More than £400m was wiped off the value of internet clothing giant Asos on Tuesday after it warned higher warehouse costs and start-up losses in China would hit annual profits.
Investors were also spooked by a chequered sales performance as breakneck growth stuttered at home and abroad. UK sales were up 21% for the first two months of 2014, which was short of the 28% pencilled in by analysts and a sharp slowdown from the 32% increase for the six months to 28 February. Underlying growth in the division that takes in Australia and Russia was 15% for the two-month period, below forecasts of 24%.
“February was a bit soft,” said chief executive Nick Robertson. “It was muted across the board. Christmas was strong for most people and I don’t think people had much money in their pocket.” March had got off to a stronger start, he added.
Asos’s shares have doubled in value over the last year, making the retailer, which is a favourite of singer Rita Ora and US first lady Michelle Obama, worth £5.3bn when the stock market closed on Monday. Shares plunged as much as 22% on Tuesday morning – their biggest one-day fall since October 2008 – but later recovered to close down 8% or £5.26 at £58.
“You can’t win these days – you grow like stink, invest for the future, and (still) take a hammering,” said Robertson, who owns a 9.3% stake.

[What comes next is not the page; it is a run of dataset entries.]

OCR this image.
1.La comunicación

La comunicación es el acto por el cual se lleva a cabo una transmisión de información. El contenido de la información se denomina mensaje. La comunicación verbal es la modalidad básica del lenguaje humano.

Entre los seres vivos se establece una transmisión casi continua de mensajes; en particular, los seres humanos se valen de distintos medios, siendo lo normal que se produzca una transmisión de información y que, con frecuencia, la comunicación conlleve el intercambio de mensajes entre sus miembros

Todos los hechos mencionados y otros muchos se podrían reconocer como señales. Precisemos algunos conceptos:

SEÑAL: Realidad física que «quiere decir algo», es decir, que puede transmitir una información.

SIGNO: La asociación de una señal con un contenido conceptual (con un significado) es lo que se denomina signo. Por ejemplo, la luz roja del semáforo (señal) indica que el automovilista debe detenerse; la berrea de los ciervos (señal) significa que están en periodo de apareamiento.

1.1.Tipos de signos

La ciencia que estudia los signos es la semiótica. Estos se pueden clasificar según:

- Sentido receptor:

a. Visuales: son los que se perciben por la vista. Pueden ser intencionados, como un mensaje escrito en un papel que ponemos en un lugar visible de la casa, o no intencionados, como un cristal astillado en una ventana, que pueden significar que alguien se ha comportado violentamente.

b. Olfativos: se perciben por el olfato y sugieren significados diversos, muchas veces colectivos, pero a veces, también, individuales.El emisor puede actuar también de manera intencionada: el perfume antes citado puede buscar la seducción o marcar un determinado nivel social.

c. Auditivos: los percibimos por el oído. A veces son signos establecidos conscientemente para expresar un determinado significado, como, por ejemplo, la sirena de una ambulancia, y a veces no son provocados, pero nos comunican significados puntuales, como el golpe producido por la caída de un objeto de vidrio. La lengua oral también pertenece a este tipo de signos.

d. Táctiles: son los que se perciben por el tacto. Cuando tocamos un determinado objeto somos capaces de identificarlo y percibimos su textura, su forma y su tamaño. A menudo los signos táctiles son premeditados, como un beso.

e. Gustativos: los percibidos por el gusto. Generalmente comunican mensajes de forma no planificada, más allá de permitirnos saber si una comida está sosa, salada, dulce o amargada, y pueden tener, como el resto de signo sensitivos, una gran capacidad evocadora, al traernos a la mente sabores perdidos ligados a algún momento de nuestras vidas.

The website, which targets fashion-conscious twentysomethings, said it was increasing this year’s capital spending budget to £68m as it presses on with an extension to its warehouse in Barnsley, Yorkshire, and plans for a “Euro hub” in Berlin. The figure was £13m more than previously stated and reflects the cost of renting additional space in Bradford while the work is completed. In the long term the extra capacity will enable the retailer to handle annual sales of £2.5bn. It is on track to turn over £1bn in the year to August.
Losses at its fledgling Chinese operation will also run to £9m this year rather than the £6m previously indicated. The changes mean the company now expects to make profits of around £65m compared with its previous guidance of £69m.
Bank of America Merrill Lynch analyst Tushar Jain said the retailer was suffering “growing pains”. “We think ASOS is one of the top structural growth online stories in the sector and we think the market has underestimated its long-term sales potential in fragmented clothing markets worldwide.”